Zenek Martyniuk na swoim benefisie w Operze i Filharmonii Podlaskiej w Białymstoku
Zenek Martyniuk na swoim benefisie w Operze i Filharmonii Podlaskiej w Białymstoku Źródło: Newspix.pl / Maciej Gilewski / 058sport.Pl
Dziennikarze „Faktu” po doniesieniach sąsiadów zaczaili się na Daniela M., syna słynnego muzyka disco-polo. Szybko okazało się, że mężczyzna faktycznie nie przestrzega reguł kwarantanny. Jak dowiadujemy się we wtorek 7 kwietnia wieczorem, niczego w tej sytuacji nie zmieniła interwencja policji.

Kwarantanna w przypadku Daniela M. uzasadniona jest tym, że niedawno podróżował on przez Niemcy i Holandię. Podobnie jak wszyscy inni powracający z zagranicy, obowiązkowo przez dwa tygodnie powinien pozostawać w domu. „Fakt” ustalił jednak, że nie przestrzega on kwarantanny.
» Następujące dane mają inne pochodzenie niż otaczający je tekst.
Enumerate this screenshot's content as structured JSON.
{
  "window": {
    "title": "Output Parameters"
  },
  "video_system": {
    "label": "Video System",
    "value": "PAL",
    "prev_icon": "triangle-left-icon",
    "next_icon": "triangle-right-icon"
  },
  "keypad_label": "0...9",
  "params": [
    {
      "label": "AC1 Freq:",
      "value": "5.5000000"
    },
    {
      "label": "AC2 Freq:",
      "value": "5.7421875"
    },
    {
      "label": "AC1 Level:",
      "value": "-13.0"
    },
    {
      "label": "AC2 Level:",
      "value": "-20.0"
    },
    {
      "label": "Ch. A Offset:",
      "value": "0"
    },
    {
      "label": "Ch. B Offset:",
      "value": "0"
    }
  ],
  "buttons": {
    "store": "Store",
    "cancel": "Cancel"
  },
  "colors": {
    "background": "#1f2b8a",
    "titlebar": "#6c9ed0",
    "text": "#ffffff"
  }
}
W niedzielę 5 kwietnia policjanci pojechali sprawdzić, czy syn Zenka Martyniuka stosuje się do powszechnie obowiązujących zasad. Kiedy funkcjonariusze zadzwonili do mężczyzny, usłyszeli, że nie może rozmawiać, bo bierze prysznic. Po kilkunastu minutach zobaczyli go, jak wbiega po schodach do mieszkania. Daniel M. tłumaczył, że był odwiedzić rodziców. Miał też powiedzieć, że „ma gdzieś całą kwarantannę”.

Mimo skierowania sprawy do sądu, syn gwiazdora nie zmienił swojego postępowania. We wtorek 7 kwietnia reporter „Faktu” sfotografował go, kiedy ten wpisywał kod do domofonu. Robił to oczywiście bez maski ochronnej i rękawiczek.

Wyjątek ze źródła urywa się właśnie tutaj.